O acordo prevê a transferência à Faculdade de Direito da USP de um terreno de cerca de 1 mil m² na Praça Ouvidor Pachêco e Silva, onde deverá ser implantado um novo centro de convivência e aprendizado, com fórum universitário, auditório e restaurante.
Em contrapartida, a USP transferirá à CDHU o Edifício Andrade, localizado na Rua Benjamin Constant, nº 162 a 170, para implantação de projeto habitacional. A iniciativa integra as comemorações dos 200 anos da Faculdade de Direito da USP e faz parte da estratégia de requalificação do centro de São Paulo.
A articulação institucional do projeto foi conduzida pelo secretário de Projetos Estratégicos, Guilherme Afif Domingos. Durante a cerimônia, representantes da universidade e da companhia destacaram a atuação do secretário na coordenação das negociações e na viabilização de soluções consideradas inéditas, como a participação da CDHU em leilão de imóvel privado para aquisição do terreno destinado à expansão da Faculdade de Direito.
Ao discursar, Afif destacou que a recuperação do centro de São Paulo depende da integração entre diferentes áreas do poder público e instituições parceiras. Segundo ele, o avanço das iniciativas em andamento é resultado de uma atuação conjunta entre os presentes.
Ao defender a ampliação da ocupação permanente do centro, afirmou que o objetivo é ter “gente morando e gente circulando”. Para Afif, a recuperação da região exige atuação contínua e agilidade na execução dos projetos. “O melhor da festa é trabalhar por ela. Não é esperar”, declarou.
Os participantes trataram a iniciativa como parte de uma estratégia mais ampla de requalificação urbana da região central , associando habitação, circulação de pessoas, recuperação de imóveis históricos e ampliação de serviços públicos.

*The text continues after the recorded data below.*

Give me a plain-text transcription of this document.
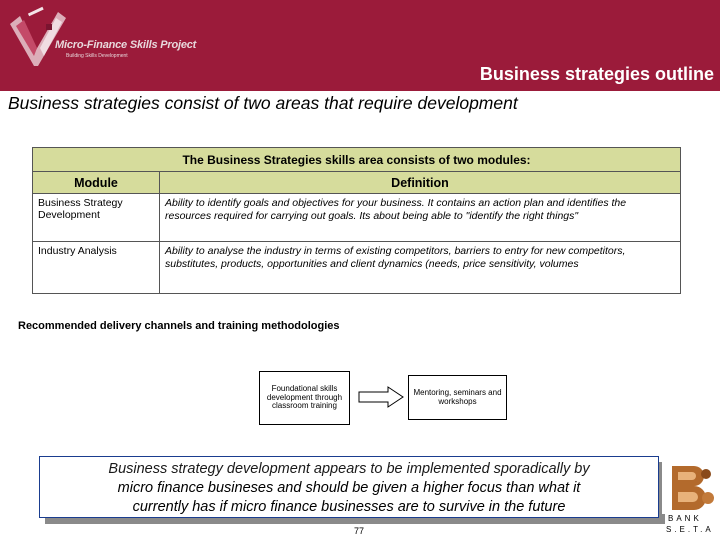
Micro-Finance Skills Project
Building Skills Development
Business strategies outline
Business strategies consist of two areas that require development
The Business Strategies skills area consists of two modules:	
Module	Definition
Business Strategy Development	Ability to identify goals and objectives for your business. It contains an action plan and identifies the resources required for carrying out goals. Its about being able to "identify the right things"
Industry Analysis	Ability to analyse the industry in terms of existing competitors, barriers to entry for new competitors, substitutes, products, opportunities and client dynamics (needs, price sensitivity, volumes
Recommended delivery channels and training methodologies
Foundational skills development through classroom training
Mentoring, seminars and workshops
Business strategy development appears to be implemented sporadically by
micro finance busineses and should be given a higher focus than what it
currently has if micro finance businesses are to survive in the future
77
BANK
S.E.T.A
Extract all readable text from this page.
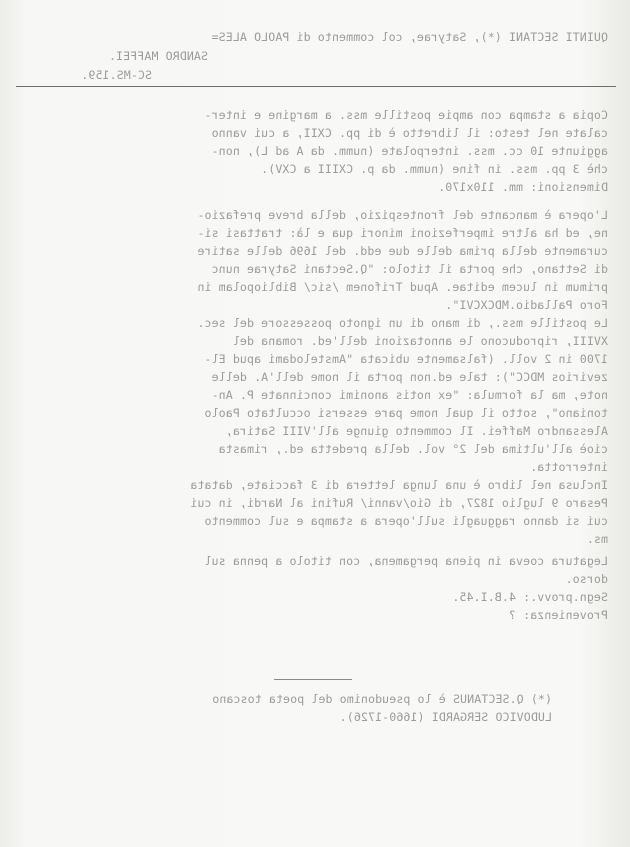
QUINTI SECTANI (*), Satyrae, col commento di PAOLO ALES=

SANDRO MAFFEI.

SC-MS.159.

Copia a stampa con ampie postille mss. a margine e inter-

calate nel testo: il libretto è di pp. CXII, a cui vanno

aggiunte 10 cc. mss. interpolate (numm. da A ad L), non-

chè 3 pp. mss. in fine (numm. da p. CXIII a CXV).

Dimensioni: mm. 110x170.

L'opera è mancante del frontespizio, della breve prefazio-

ne, ed ha altre imperfezioni minori qua e là: trattasi si-

curamente della prima delle due edd. del 1696 delle satire

di Settano, che porta il titolo: "Q.Sectani Satyrae nunc

primum in lucem editae. Apud Trifonem /sic/ Bibliopolam in

Foro Palladio.MDCXCVI".

Le postille mss., di mano di un ignoto possessore del sec.

XVIII, riproducono le annotazioni dell'ed. romana del

1700 in 2 voll. (falsamente ubicata "Amstelodami apud El-

zevirios MDCC"): tale ed.non porta il nome dell'A. delle

note, ma la formula: "ex notis anonimi concinnate P. An-

toniano", sotto il qual nome pare essersi occultato Paolo

Alessandro Maffei. Il commento giunge all'VIII Satira,

cioè all'ultima del 2° vol. della predetta ed., rimasta

interrotta.

Inclusa nel libro è una lunga lettera di 3 facciate, datata

Pesaro 9 luglio 1827, di Gio/vanni/ Rufini al Nardi, in cui

cui si danno ragguagli sull'opera a stampa e sul commento

ms.

Legatura coeva in piena pergamena, con titolo a penna sul

dorso.

Segn.provv.: 4.B.I.45.

Provenienza: ?

(*) Q.SECTANUS è lo pseudonimo del poeta toscano

LUDOVICO SERGARDI (1660-1726).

O presidente da CDHU, Reinaldo Iapequino, destacou o caráter inédito da aquisição do terreno destinado ao projeto, afirmando que foi a primeira vez que uma estatal participou de um leilão de imóvel privado na cidade.
Já o secretário de Ciência, Tecnologia e Inovação, Vahan Agopyan, afirmou que a iniciativa amplia a integração entre universidade e sociedade, reforçando o papel institucional da USP em ações voltadas ao interesse público.
O secretário de Desenvolvimento Urbano e Habitação, Marcelo Branco, afirmou que a recuperação de imóveis históricos exige uso contínuo e funcional, destacando que edifícios tombados precisam ter “uma utilização prática”.
A diretora da Faculdade de Direito da USP, Ana Elisa Bechara, afirmou que o projeto integra um processo contínuo de expansão da universidade no Largo de São Francisco e destacou a atuação institucional de Guilherme Afif Domingos na articulação. “Ele não só é um grande estrategista e tem boas ideias, mas empreende todos os esforços para tornar essas ideias projetos concretos.”
O reitor da USP, Aluísio Segurado, afirmou que o novo espaço fortalecerá a aproximação entre universidade e sociedade. Segundo ele, o centro de convivência e aprendizado deverá funcionar como espaço de formação prática de estudantes e de prestação de serviços jurídicos à população.